I joined and waited for what seemed an awful long time for a tiny bit of coffee. To increase productivity, they should link quantity to the time you wait in line. That would spur the executives to rethink.

In the States that would probably not work but airports are failed states and should be included in the axis of evil.

It was my first flight with Ryanair. Booking the ticket was clear and I went through the checking in procedure without any hitches.

The seat was comfortable though I did baulk at paying £1.90 for a cup of coffee. It was such a smooth passage that I even looked out of the window - rare for me on airplanes.

As I was going to Sweden I whipped out the laptop and listened to Abba.

No original thinking there then. But I figured it's a holiday, get into the groove and listen to one of the country's biggest exports. One thousand years after the Norsemen went round ripping up the world, Abba and Bjorn Borg put them back on the map.

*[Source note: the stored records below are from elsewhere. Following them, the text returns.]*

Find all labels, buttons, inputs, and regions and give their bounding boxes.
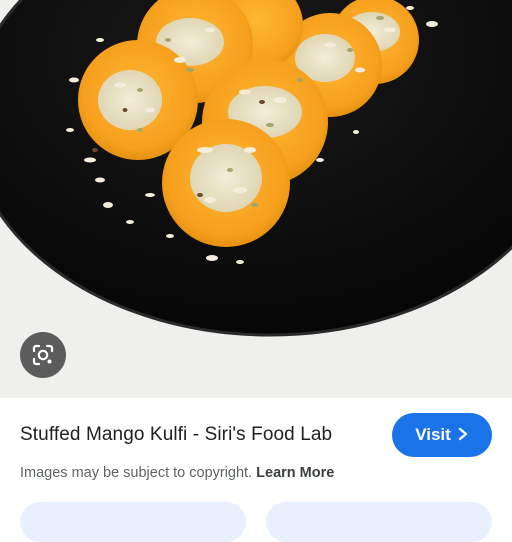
google-lens-icon xyxy=(32,344,54,366)
copyright-notice: Images may be subject to copyright. Lear… xyxy=(20,465,334,481)
action-chip[interactable] xyxy=(266,502,492,542)
visit-label: Visit xyxy=(415,425,451,444)
action-chip[interactable] xyxy=(20,502,246,542)
google-lens-button[interactable] xyxy=(20,332,66,378)
visit-button[interactable]: Visit xyxy=(392,413,492,457)
mango-slice xyxy=(162,119,290,247)
copyright-text: Images may be subject to copyright. xyxy=(20,465,253,481)
result-info-panel: Stuffed Mango Kulfi - Siri's Food Lab Vi… xyxy=(0,398,512,542)
chevron-right-icon xyxy=(457,426,469,444)
result-image[interactable] xyxy=(0,0,512,398)
result-title[interactable]: Stuffed Mango Kulfi - Siri's Food Lab xyxy=(20,424,332,446)
kulfi-photo xyxy=(0,0,512,398)
learn-more-link[interactable]: Learn More xyxy=(256,465,334,481)
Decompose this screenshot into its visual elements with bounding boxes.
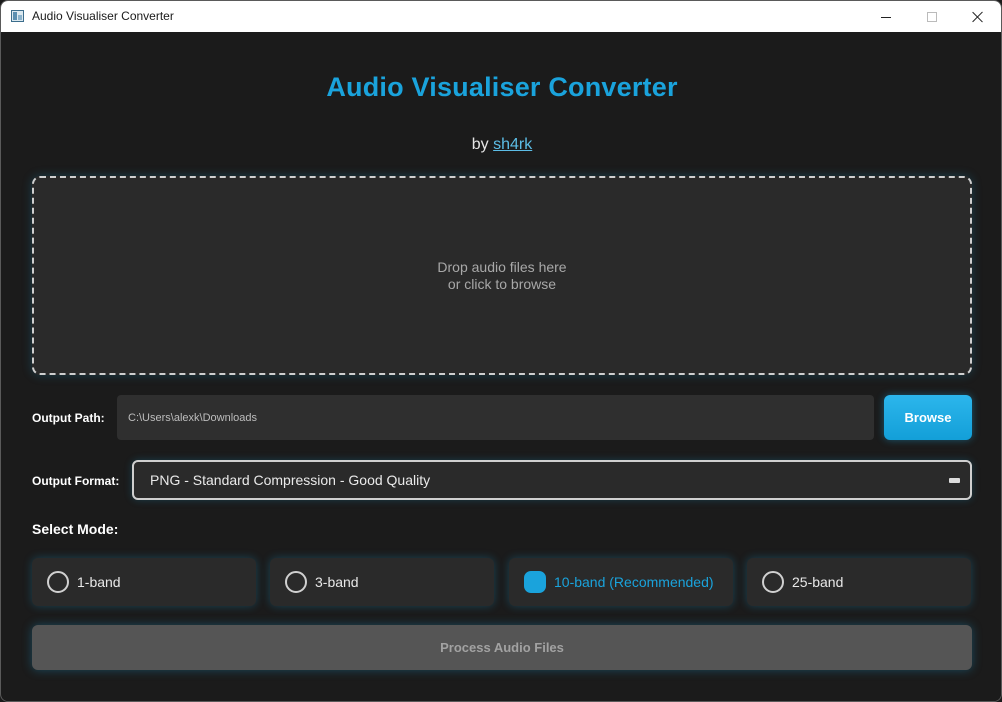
minimize-icon	[881, 17, 891, 18]
page-title: Audio Visualiser Converter	[326, 72, 678, 102]
output-path-input[interactable]	[117, 395, 874, 440]
radio-checked-icon	[524, 571, 546, 593]
radio-icon	[285, 571, 307, 593]
output-format-select[interactable]: PNG - Standard Compression - Good Qualit…	[132, 460, 972, 500]
window-title: Audio Visualiser Converter	[32, 9, 174, 23]
radio-icon	[47, 571, 69, 593]
browse-button[interactable]: Browse	[884, 395, 972, 440]
mode-option-label: 3-band	[315, 574, 359, 590]
mode-option-label: 1-band	[77, 574, 121, 590]
app-window: Audio Visualiser Converter Audio Visuali…	[0, 0, 1002, 702]
mode-option-label: 10-band (Recommended)	[554, 574, 714, 590]
output-format-label: Output Format:	[32, 474, 120, 488]
title-bar: Audio Visualiser Converter	[1, 1, 1001, 32]
byline-prefix: by	[471, 136, 489, 153]
mode-option-25-band[interactable]: 25-band	[747, 558, 971, 606]
mode-option-10-band[interactable]: 10-band (Recommended)	[509, 558, 733, 606]
dropdown-handle-icon	[949, 478, 960, 483]
process-audio-files-button[interactable]: Process Audio Files	[32, 625, 972, 670]
author-link[interactable]: sh4rk	[493, 136, 532, 153]
mode-option-label: 25-band	[792, 574, 844, 590]
radio-icon	[762, 571, 784, 593]
close-icon	[972, 11, 984, 23]
select-mode-label: Select Mode:	[32, 521, 119, 537]
mode-option-3-band[interactable]: 3-band	[270, 558, 494, 606]
file-dropzone[interactable]: Drop audio files here or click to browse	[32, 176, 972, 375]
output-format-value: PNG - Standard Compression - Good Qualit…	[150, 472, 431, 488]
mode-option-1-band[interactable]: 1-band	[32, 558, 256, 606]
close-button[interactable]	[955, 1, 1001, 32]
dropzone-text-line1: Drop audio files here	[437, 258, 567, 275]
minimize-button[interactable]	[863, 1, 909, 32]
app-icon	[11, 10, 24, 22]
byline: by sh4rk	[2, 136, 1001, 154]
main-content: Audio Visualiser Converter by sh4rk Drop…	[2, 32, 1001, 701]
output-path-label: Output Path:	[32, 411, 105, 425]
maximize-button[interactable]	[909, 1, 955, 32]
dropzone-text-line2: or click to browse	[447, 275, 557, 292]
maximize-icon	[927, 11, 937, 22]
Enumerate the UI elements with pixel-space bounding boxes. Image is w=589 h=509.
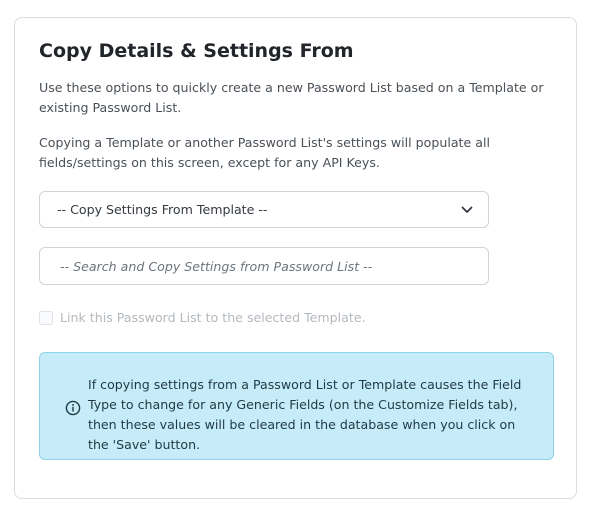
copy-settings-panel: Copy Details & Settings From Use these o… — [14, 17, 577, 499]
link-template-option: Link this Password List to the selected … — [39, 310, 366, 325]
intro-text: Use these options to quickly create a ne… — [39, 80, 544, 115]
note-text: Copying a Template or another Password L… — [39, 135, 490, 170]
info-alert: If copying settings from a Password List… — [39, 352, 554, 460]
link-template-label: Link this Password List to the selected … — [60, 310, 366, 325]
info-icon — [65, 400, 81, 416]
template-select[interactable]: -- Copy Settings From Template -- — [39, 191, 489, 228]
chevron-down-icon — [461, 206, 473, 213]
password-list-search[interactable] — [39, 247, 489, 285]
info-alert-text: If copying settings from a Password List… — [88, 377, 522, 452]
panel-title: Copy Details & Settings From — [39, 40, 354, 62]
password-list-search-input[interactable] — [60, 258, 468, 274]
link-template-checkbox[interactable] — [39, 310, 53, 325]
template-select-value: -- Copy Settings From Template -- — [57, 202, 268, 217]
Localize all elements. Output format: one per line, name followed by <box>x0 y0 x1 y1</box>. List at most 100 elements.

There was a piece in the Times on the 14th in which Professor Eugene Sadler-Smith explained that from his research he's found that the unpremeditated spark of creativity does not come in an unprepared mind. The Surrey University don said in the article that it is the result of extensive learning and experience which are both essential for accurate intuition.

Well back in the 1974 Eurovision Song Contest when Abba had finished performing Waterloo, probably a billion people across Europe intuitively knew that the Swedes would run off with top prize and into multi-million dollar pop success.

One of my colleagues at the Guardian, on hearing that I was heading to Stockholm, told me that an Abba museum is to be opened in the city. Sadly it's not yet up and running and is slated for the end of the year.

Shame. But given the daughters' love of Voulez Vous, we might just all come back to look, listen and learn.